Submitted by unsettling economics
The Journal article does not discuss oil, but chocolate. Even so, the article is of interest because it dismisses the idea that fundamentals are responsible for a rapid increase in prices.
The only speculator quoted responded that speculation can only cause higher prices in the short run because farmers can plant more trees. How long does a tree take to mature?
Patrick, Aaron O. 2008. “Candy Companies Blame Higher Prices On Hedge Funds’ Chocolate Cravings.” Wall Street Journal (28 May): p. C 1.
http://online.wsj.com/article/SB121192457563024139.html?mod=todays_us_nonsub_money_and_investing
“Soaring cocoa prices are driving up the cost of chocolate around the world. The chocolate industry points its finger at speculative buying by professional investors, especially hedge funds.”
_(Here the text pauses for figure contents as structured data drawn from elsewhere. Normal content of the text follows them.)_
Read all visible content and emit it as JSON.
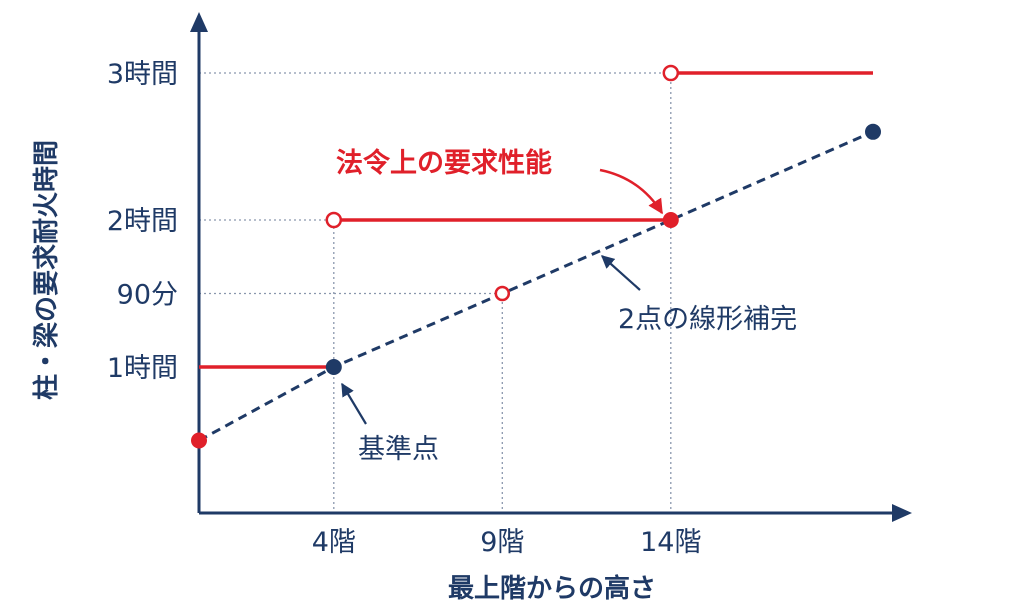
{
  "chart_data": {
    "type": "line",
    "xlabel": "最上階からの高さ",
    "ylabel": "柱・梁の要求耐火時間",
    "x_ticks": [
      "4階",
      "9階",
      "14階"
    ],
    "y_ticks": [
      "1時間",
      "90分",
      "2時間",
      "3時間"
    ],
    "xlim": [
      0,
      20
    ],
    "ylim": [
      0,
      3.3
    ],
    "step_series": [
      {
        "x_start": 0,
        "x_end": 4,
        "y": 1,
        "start_marker": "none",
        "end_marker": "filled"
      },
      {
        "x_start": 4,
        "x_end": 14,
        "y": 2,
        "start_marker": "open",
        "end_marker": "filled"
      },
      {
        "x_start": 14,
        "x_end": 20,
        "y": 3,
        "start_marker": "open",
        "end_marker": "none"
      }
    ],
    "interpolation_line": {
      "x": [
        0,
        4,
        9,
        14,
        20
      ],
      "y": [
        0.5,
        1.0,
        1.5,
        2.0,
        2.6
      ]
    },
    "points": [
      {
        "x": 0,
        "y": 0.5,
        "style": "red-filled"
      },
      {
        "x": 4,
        "y": 1.0,
        "style": "navy-filled"
      },
      {
        "x": 9,
        "y": 1.5,
        "style": "red-open"
      },
      {
        "x": 14,
        "y": 2.0,
        "style": "red-filled"
      },
      {
        "x": 20,
        "y": 2.6,
        "style": "navy-filled"
      }
    ],
    "annotations": [
      {
        "text": "法令上の要求性能",
        "color": "#e0202a"
      },
      {
        "text": "2点の線形補完",
        "color": "#1f3a66"
      },
      {
        "text": "基準点",
        "color": "#1f3a66"
      }
    ],
    "colors": {
      "red": "#e0202a",
      "navy": "#1f3a66",
      "guide": "#8a97ad"
    }
  }
}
“They definitely influence the market and the prices,” says Bernd Rossler, a spokesman for August Storck KG, one of Germany’s bigger chocolate makers. “There is a lot of money invested in [cocoa], and it is coming from hedge funds.”
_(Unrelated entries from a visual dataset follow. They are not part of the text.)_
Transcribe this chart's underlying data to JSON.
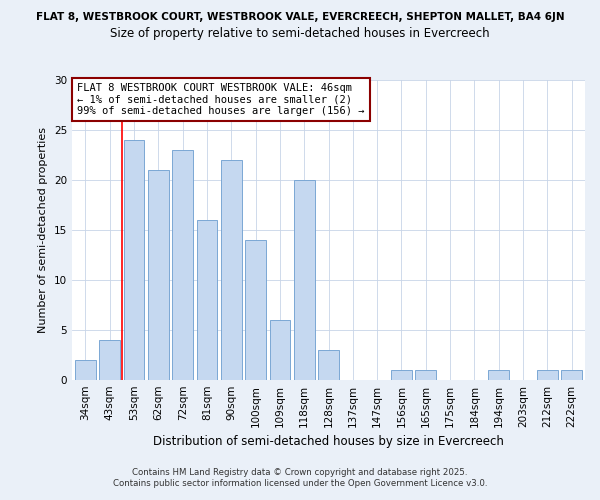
{
  "title_top": "FLAT 8, WESTBROOK COURT, WESTBROOK VALE, EVERCREECH, SHEPTON MALLET, BA4 6JN",
  "title_main": "Size of property relative to semi-detached houses in Evercreech",
  "xlabel": "Distribution of semi-detached houses by size in Evercreech",
  "ylabel": "Number of semi-detached properties",
  "categories": [
    "34sqm",
    "43sqm",
    "53sqm",
    "62sqm",
    "72sqm",
    "81sqm",
    "90sqm",
    "100sqm",
    "109sqm",
    "118sqm",
    "128sqm",
    "137sqm",
    "147sqm",
    "156sqm",
    "165sqm",
    "175sqm",
    "184sqm",
    "194sqm",
    "203sqm",
    "212sqm",
    "222sqm"
  ],
  "values": [
    2,
    4,
    24,
    21,
    23,
    16,
    22,
    14,
    6,
    20,
    3,
    0,
    0,
    1,
    1,
    0,
    0,
    1,
    0,
    1,
    1
  ],
  "bar_color": "#c5d8f0",
  "bar_edge_color": "#7ba7d4",
  "red_line_x": 1.5,
  "ylim": [
    0,
    30
  ],
  "yticks": [
    0,
    5,
    10,
    15,
    20,
    25,
    30
  ],
  "annotation_line1": "FLAT 8 WESTBROOK COURT WESTBROOK VALE: 46sqm",
  "annotation_line2": "← 1% of semi-detached houses are smaller (2)",
  "annotation_line3": "99% of semi-detached houses are larger (156) →",
  "footer_line1": "Contains HM Land Registry data © Crown copyright and database right 2025.",
  "footer_line2": "Contains public sector information licensed under the Open Government Licence v3.0.",
  "background_color": "#eaf0f8",
  "plot_bg_color": "#ffffff",
  "grid_color": "#c8d4e8"
}
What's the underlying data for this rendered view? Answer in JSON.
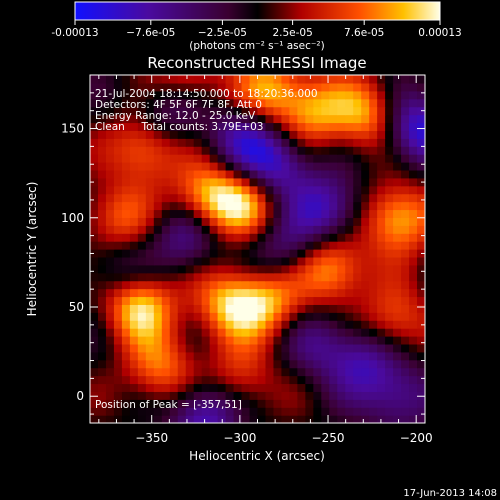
{
  "chart_data": {
    "type": "heatmap",
    "title": "Reconstructed RHESSI Image",
    "xlabel": "Heliocentric X (arcsec)",
    "ylabel": "Heliocentric Y (arcsec)",
    "xlim": [
      -385,
      -195
    ],
    "ylim": [
      -15,
      180
    ],
    "xticks": [
      -350,
      -300,
      -250,
      -200
    ],
    "yticks": [
      0,
      50,
      100,
      150
    ],
    "colorbar": {
      "min": -0.00013,
      "max": 0.00013,
      "tick_values": [
        -0.00013,
        -7.6e-05,
        -2.5e-05,
        2.5e-05,
        7.6e-05,
        0.00013
      ],
      "tick_labels": [
        "-0.00013",
        "−7.6e-05",
        "−2.5e-05",
        "2.5e-05",
        "7.6e-05",
        "0.00013"
      ],
      "unit_text": "(photons cm⁻² s⁻¹ asec⁻²)"
    },
    "info_lines": [
      "21-Jul-2004 18:14:50.000 to 18:20:36.000",
      "Detectors: 4F 5F 6F 7F 8F, Att 0",
      "Energy Range: 12.0 - 25.0 keV",
      "Clean     Total counts: 3.79E+03"
    ],
    "peak_label": "Position of Peak = [-357,51]",
    "peak": [
      -357,
      51
    ],
    "blobs": [
      [
        -357,
        51,
        1.0
      ],
      [
        -353,
        140,
        0.75
      ],
      [
        -318,
        111,
        0.9
      ],
      [
        -296,
        108,
        0.7
      ],
      [
        -305,
        52,
        0.85
      ],
      [
        -283,
        53,
        0.7
      ],
      [
        -248,
        72,
        0.85
      ],
      [
        -210,
        100,
        0.9
      ],
      [
        -228,
        158,
        0.75
      ],
      [
        -283,
        172,
        0.75
      ],
      [
        -258,
        160,
        0.7
      ],
      [
        -330,
        178,
        0.6
      ],
      [
        -345,
        15,
        0.65
      ],
      [
        -300,
        10,
        0.5
      ],
      [
        -212,
        42,
        0.6
      ],
      [
        -370,
        100,
        0.6
      ],
      [
        -340,
        160,
        -0.6
      ],
      [
        -280,
        130,
        -0.8
      ],
      [
        -250,
        105,
        -0.75
      ],
      [
        -200,
        150,
        -0.9
      ],
      [
        -330,
        90,
        -0.6
      ],
      [
        -275,
        82,
        -0.5
      ],
      [
        -230,
        20,
        -0.6
      ],
      [
        -320,
        -10,
        -0.8
      ],
      [
        -210,
        0,
        -0.6
      ],
      [
        -370,
        70,
        -0.4
      ],
      [
        -255,
        30,
        -0.45
      ],
      [
        -300,
        145,
        -0.55
      ]
    ]
  },
  "footer_date": "17-Jun-2013 14:08"
}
“Shipped around the world as a powder, paste, liquor or butter, cocoa sells for about $2,600 a metric ton on New York’s Intercontinental Exchange, up from $1,700 at the beginning of 2007.”
“Cocoa investors acknowledge that they can affect prices but say their influence is strictly short term. Any increase in prices should lead to farmers growing more cacao trees, which produce cocoa beans, driving prices down again, they say.”
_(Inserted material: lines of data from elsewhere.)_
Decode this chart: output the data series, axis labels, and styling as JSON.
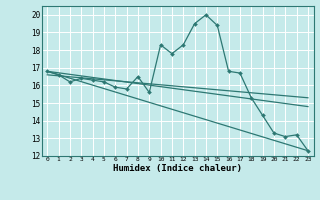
{
  "title": "",
  "xlabel": "Humidex (Indice chaleur)",
  "ylabel": "",
  "xlim": [
    -0.5,
    23.5
  ],
  "ylim": [
    12,
    20.5
  ],
  "xticks": [
    0,
    1,
    2,
    3,
    4,
    5,
    6,
    7,
    8,
    9,
    10,
    11,
    12,
    13,
    14,
    15,
    16,
    17,
    18,
    19,
    20,
    21,
    22,
    23
  ],
  "yticks": [
    12,
    13,
    14,
    15,
    16,
    17,
    18,
    19,
    20
  ],
  "bg_color": "#c5eaea",
  "grid_color": "#ffffff",
  "line_color": "#2d7873",
  "series1_x": [
    0,
    1,
    2,
    3,
    4,
    5,
    6,
    7,
    8,
    9,
    10,
    11,
    12,
    13,
    14,
    15,
    16,
    17,
    18,
    19,
    20,
    21,
    22,
    23
  ],
  "series1_y": [
    16.8,
    16.6,
    16.2,
    16.4,
    16.3,
    16.2,
    15.9,
    15.8,
    16.5,
    15.6,
    18.3,
    17.8,
    18.3,
    19.5,
    20.0,
    19.4,
    16.8,
    16.7,
    15.3,
    14.3,
    13.3,
    13.1,
    13.2,
    12.3
  ],
  "line1_x": [
    0,
    23
  ],
  "line1_y": [
    16.8,
    12.3
  ],
  "line2_x": [
    0,
    23
  ],
  "line2_y": [
    16.6,
    15.3
  ],
  "line3_x": [
    0,
    23
  ],
  "line3_y": [
    16.8,
    14.8
  ]
}
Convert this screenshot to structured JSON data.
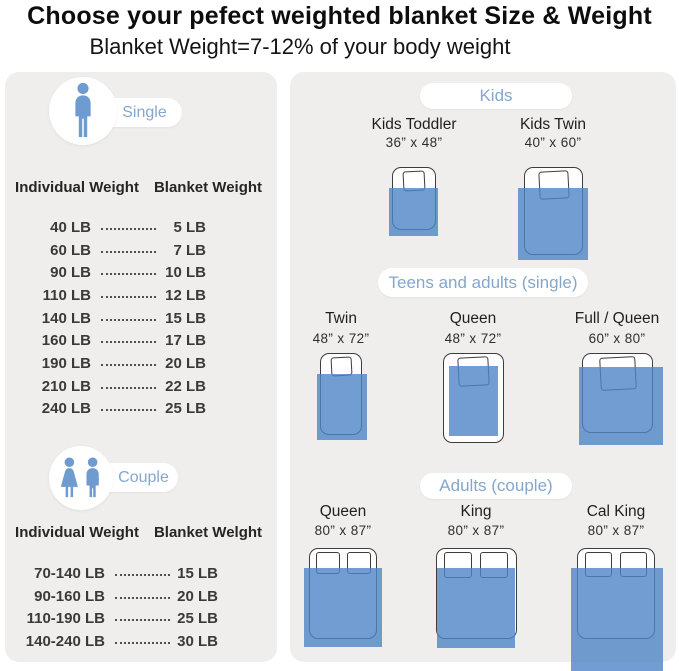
{
  "header": {
    "title": "Choose your pefect weighted blanket Size & Weight",
    "subtitle": "Blanket Weight=7-12% of your body weight"
  },
  "single_table": {
    "badge": "Single",
    "icon": "person-icon",
    "columns": [
      "Individual Weight",
      "Blanket Weight"
    ],
    "rows": [
      {
        "individual": "40 LB",
        "blanket": "5 LB"
      },
      {
        "individual": "60 LB",
        "blanket": "7 LB"
      },
      {
        "individual": "90 LB",
        "blanket": "10 LB"
      },
      {
        "individual": "110 LB",
        "blanket": "12 LB"
      },
      {
        "individual": "140 LB",
        "blanket": "15 LB"
      },
      {
        "individual": "160 LB",
        "blanket": "17 LB"
      },
      {
        "individual": "190 LB",
        "blanket": "20 LB"
      },
      {
        "individual": "210 LB",
        "blanket": "22 LB"
      },
      {
        "individual": "240 LB",
        "blanket": "25 LB"
      }
    ]
  },
  "couple_table": {
    "badge": "Couple",
    "icon": "couple-icon",
    "columns": [
      "Individual Weight",
      "Blanket Welght"
    ],
    "rows": [
      {
        "individual": "70-140 LB",
        "blanket": "15 LB"
      },
      {
        "individual": "90-160 LB",
        "blanket": "20 LB"
      },
      {
        "individual": "110-190 LB",
        "blanket": "25 LB"
      },
      {
        "individual": "140-240 LB",
        "blanket": "30 LB"
      }
    ]
  },
  "bed_sections": [
    {
      "title": "Kids",
      "beds": [
        {
          "name": "Kids Toddler",
          "size": "36” x 48”"
        },
        {
          "name": "Kids Twin",
          "size": "40” x 60”"
        }
      ]
    },
    {
      "title": "Teens and adults (single)",
      "beds": [
        {
          "name": "Twin",
          "size": "48” x 72”"
        },
        {
          "name": "Queen",
          "size": "48” x 72”"
        },
        {
          "name": "Full / Queen",
          "size": "60” x 80”"
        }
      ]
    },
    {
      "title": "Adults (couple)",
      "beds": [
        {
          "name": "Queen",
          "size": "80” x 87”"
        },
        {
          "name": "King",
          "size": "80” x 87”"
        },
        {
          "name": "Cal King",
          "size": "80” x 87”"
        }
      ]
    }
  ],
  "colors": {
    "accent_text": "#84a7cb",
    "icon_blue": "#6f9cd0",
    "blanket_blue": "rgba(77,133,199,0.8)",
    "panel_bg": "#efeeec"
  }
}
“One of the puzzles behind the cocoa-price increase is that it doesn’t appear to reflect an imbalance between supply and demand. In the year ending in September, there will be almost enough cocoa grown to meet the world’s needs, according to the International Cocoa Organization, a trade group. The expected 51,000-metric-ton shortfall isn’t particularly large and can easily be covered by existing stock, the group says. “The fundamentals do not justify this price, and I haven’t heard of any other explanation other than [investment] funds,” says Hagen Streichert, a German government official and the spokesman for cocoa-buying countries on the International Cocoa Council.”